The heart of the Sommers article "responding to student writing" was, for me, her statement that "teachers' comments can take attention away from their own purposes in writing a particular text and focus that attentuion on the teachers' purpose in commenting." My reaction to her statement is two fold, partially in agreement with her basic theoretical premise here, but also, in disagreement with the unstated assumption that lurks behind this statement.
One, I agree that in responding to our students' papers, at any stage in the writing process, even during class discussion over assignment "expectations", during prewriting, whether in conferences, or on drafts and graded essays, the difficulty and danger is often manuevering around taking control of the students text. I usually try and frame my responses by asking, what did you mean or what were you trying to say here... something along those lines. And, for the most part, it works. But...

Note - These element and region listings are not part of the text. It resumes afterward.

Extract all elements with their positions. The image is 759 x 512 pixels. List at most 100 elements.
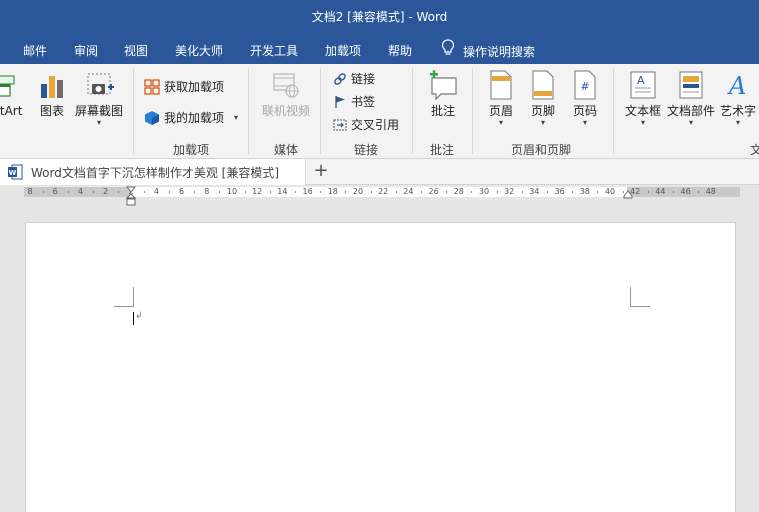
ruler-tick-label: 14: [277, 187, 288, 196]
ruler-tick-label: 30: [478, 187, 490, 196]
ruler-tick-label: 4: [77, 187, 83, 196]
ruler-tick: [421, 191, 422, 193]
ruler-tick: [673, 191, 674, 193]
ruler-tick: [395, 191, 397, 193]
tell-me-search[interactable]: 操作说明搜索: [441, 39, 536, 59]
screenshot-label: 屏幕截图: [74, 104, 123, 118]
bookmark-label: 书签: [351, 95, 376, 109]
page-number-label: 页码: [572, 104, 597, 118]
chart-button[interactable]: 图表: [36, 70, 68, 118]
get-addins-button[interactable]: 获取加载项: [144, 78, 224, 95]
page-number-button[interactable]: # 页码 ▾: [568, 70, 602, 128]
store-icon: [144, 78, 160, 95]
wordart-button[interactable]: A 艺术字 ▾: [718, 70, 758, 128]
online-video-label: 联机视频: [261, 104, 310, 118]
bookmark-flag-icon: [335, 95, 345, 108]
svg-text:#: #: [580, 80, 589, 93]
ruler-tick-label: 6: [52, 187, 58, 196]
header-label: 页眉: [488, 104, 513, 118]
ruler-tick-label: 10: [226, 187, 238, 196]
smartart-button[interactable]: artArt: [0, 70, 32, 118]
ruler-tick-label: 34: [529, 187, 540, 196]
header-button[interactable]: 页眉 ▾: [484, 70, 518, 128]
tab-view[interactable]: 视图: [124, 42, 148, 59]
chart-label: 图表: [39, 104, 64, 118]
tell-me-label: 操作说明搜索: [463, 44, 536, 59]
textbox-label: 文本框: [624, 104, 661, 118]
ruler-tick: [597, 191, 599, 193]
chevron-down-icon: ▾: [640, 118, 645, 127]
chevron-down-icon: ▾: [498, 118, 503, 127]
chevron-down-icon: ▾: [582, 118, 587, 127]
smartart-label: artArt: [0, 104, 23, 118]
film-globe-icon: [273, 73, 299, 98]
screenshot-button[interactable]: 屏幕截图 ▾: [72, 70, 126, 128]
tab-review[interactable]: 审阅: [74, 42, 98, 59]
bookmark-button[interactable]: 书签: [333, 93, 375, 110]
comment-label: 批注: [430, 104, 455, 118]
ruler-tick-label: 36: [554, 187, 565, 196]
group-separator: [248, 68, 249, 154]
ruler-tick: [698, 191, 700, 193]
group-label-links: 链接: [354, 143, 379, 157]
ruler-tick-label: 46: [680, 187, 691, 196]
chevron-down-icon: ▾: [735, 118, 740, 127]
tab-beautify-master[interactable]: 美化大师: [175, 42, 223, 59]
tab-developer[interactable]: 开发工具: [250, 42, 298, 59]
title-bar: 文档2 [兼容模式] - Word: [0, 0, 759, 32]
ruler-tick-label: 20: [352, 187, 364, 196]
svg-text:W: W: [9, 169, 17, 177]
group-label-addins: 加载项: [173, 143, 210, 157]
group-separator: [412, 68, 413, 154]
chevron-down-icon: ▾: [688, 118, 693, 127]
word-window: 文档2 [兼容模式] - Word 邮件 审阅 视图 美化大师 开发工具 加载项…: [0, 0, 759, 512]
chevron-down-icon: ▾: [234, 113, 239, 122]
cross-reference-icon: [333, 119, 347, 130]
ruler-tick: [521, 191, 523, 193]
wordart-icon: A: [727, 72, 746, 100]
cross-reference-button[interactable]: 交叉引用: [333, 116, 399, 133]
indent-marker-icon[interactable]: [126, 186, 136, 208]
ruler-tick: [471, 191, 473, 193]
addin-cube-icon: [145, 110, 159, 125]
online-video-button[interactable]: 联机视频: [258, 70, 314, 118]
ruler-tick-label: 48: [705, 187, 716, 196]
ruler-tick-label: 16: [302, 187, 313, 196]
ribbon-tab-bar: 邮件 审阅 视图 美化大师 开发工具 加载项 帮助 操作说明搜索: [0, 32, 759, 64]
ruler-tick-label: 38: [579, 187, 590, 196]
ruler-tick: [320, 191, 322, 193]
tab-addins[interactable]: 加载项: [325, 42, 361, 59]
my-addins-button[interactable]: 我的加载项 ▾: [144, 109, 238, 126]
footer-label: 页脚: [530, 104, 555, 118]
link-button[interactable]: 链接: [333, 70, 375, 87]
wordart-label: 艺术字: [719, 104, 756, 118]
right-indent-marker-icon[interactable]: [623, 190, 633, 200]
document-page[interactable]: ↲: [25, 222, 736, 512]
get-addins-label: 获取加载项: [164, 80, 225, 94]
ruler-tick-label: 40: [604, 187, 616, 196]
group-separator: [320, 68, 321, 154]
group-label-comments: 批注: [430, 143, 455, 157]
textbox-icon: A: [630, 71, 656, 99]
ruler-tick-label: 32: [504, 187, 515, 196]
document-tab-strip: W Word文档首字下沉怎样制作才美观 [兼容模式] +: [0, 159, 759, 185]
screenshot-icon: [87, 73, 114, 95]
window-title: 文档2 [兼容模式] - Word: [311, 10, 448, 24]
ribbon-insert: artArt 图表 屏幕截图 ▾: [0, 64, 759, 159]
ruler-tick-label: 6: [179, 187, 185, 196]
add-tab-button[interactable]: +: [309, 161, 333, 183]
group-separator: [613, 68, 614, 154]
group-label-header-footer: 页眉和页脚: [511, 143, 572, 157]
tab-help[interactable]: 帮助: [388, 42, 412, 59]
footer-button[interactable]: 页脚 ▾: [526, 70, 560, 128]
document-tab[interactable]: W Word文档首字下沉怎样制作才美观 [兼容模式]: [0, 159, 306, 185]
ruler-tick: [93, 191, 94, 193]
ruler-tick: [42, 191, 44, 193]
quick-parts-button[interactable]: 文档部件 ▾: [666, 70, 716, 128]
ruler-tick: [370, 191, 372, 193]
cross-reference-label: 交叉引用: [351, 118, 400, 132]
new-comment-button[interactable]: 批注: [424, 70, 462, 118]
ruler-tick-label: 22: [378, 187, 389, 196]
textbox-button[interactable]: A 文本框 ▾: [622, 70, 664, 128]
tab-mailings[interactable]: 邮件: [23, 42, 47, 59]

Two, and here's where I disagree with Sommers. Part of the student's "purpose" in writing in a composition class is pleasing the teacher. End of story. I doubt, no matter how interesting their papers may end up being, or how revelatory the excercise, that many of them had a burning desire to explore adver-gaming, etc., ad infinitum before I told them to do it for their paper assignments. That being the case, to completely ignore what I want is also irresponsible because that IS part of their purpose in communicating. Its a fine line, and a tough one to navigate, but, as usual, I don't like theorists who don't problematize their theories in pragmatic ways. Pragmatism is THE underlying theory of composition. What works, works. Great if we're using differing theories to get us closer to a global scheme that works best, most often, but we must always be on the lookout for anyone making these kinds of claims, regardless of intention, for the hidden assumptions that may complicate them once implemented into classroom practice.